The stakes extend beyond the hardware SKU. If console timelines slip or prices rise, the developer ecosystem feels it. The source includes a broader indicator that Xbox studios are bracing for a “reset,” and mentions that South of Midnight developers from Compulsion Games begin looking for work. That point is not claiming a direct causal line from RAM shortages to studio layoffs, but it underscores how quickly second-order pressures can cascade when platforms wobble or strategies change.

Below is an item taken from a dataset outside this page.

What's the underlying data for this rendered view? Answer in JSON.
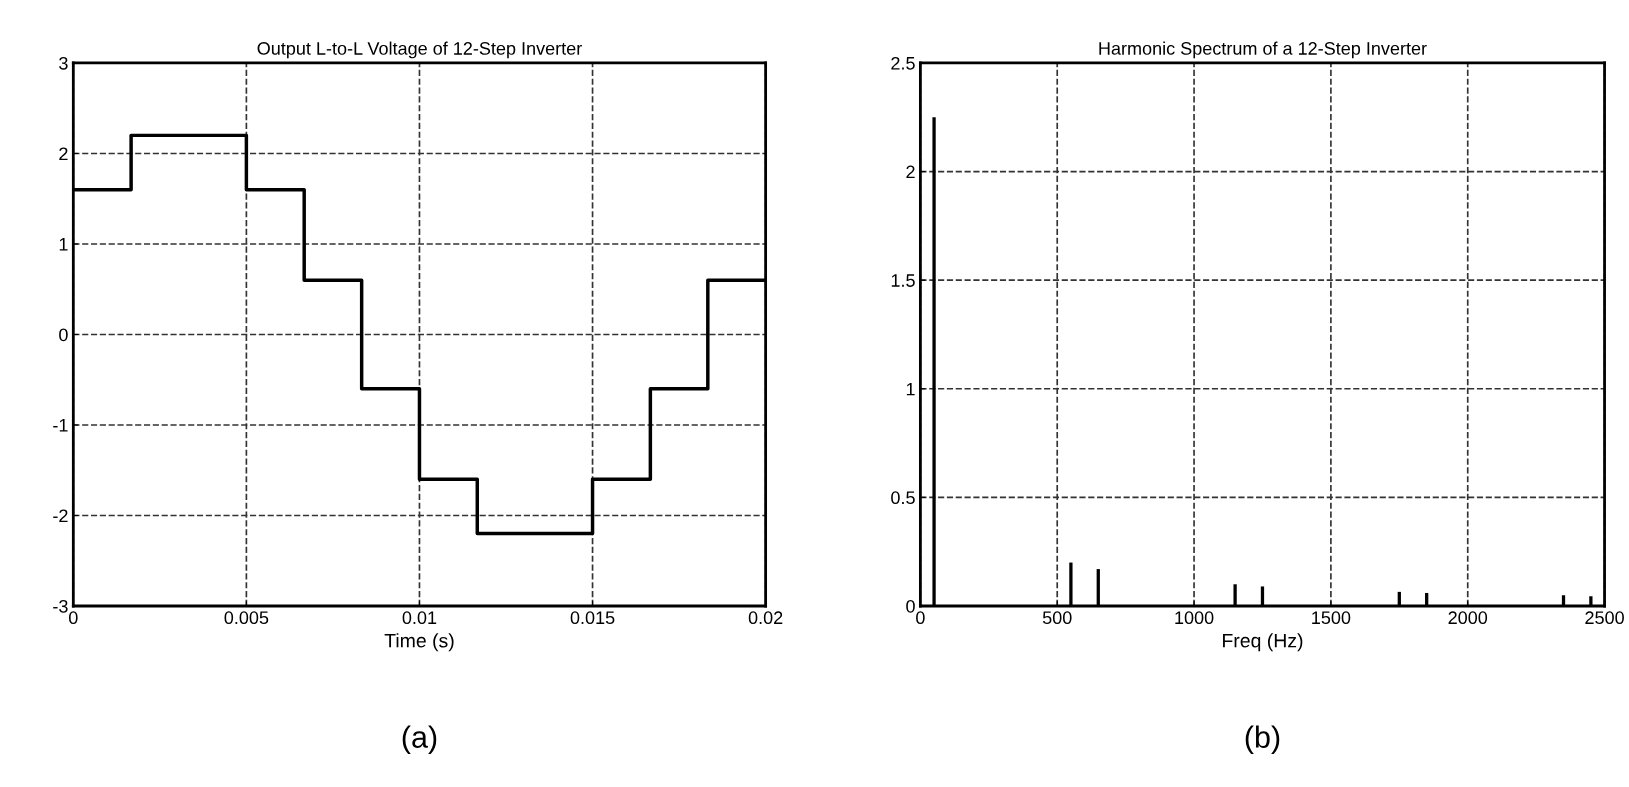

The executive takeaway is uncomfortable but useful. When the supply constraint has a multi-year timeline, boards should plan for more than a quarter of headwinds. They should stress test pricing scenarios, inventory and component procurement assumptions, and platform roadmaps against a world where memory supply remains behind demand even as it gradually improves. In a market where a $50 jump here and a $100-$150 jump there become normal, the companies that win will be the ones that align product timing, cost structure, and ecosystem expectations with the reality that, as Mehrotra put it, the industry does not have clear visibility on when supply will fully catch up.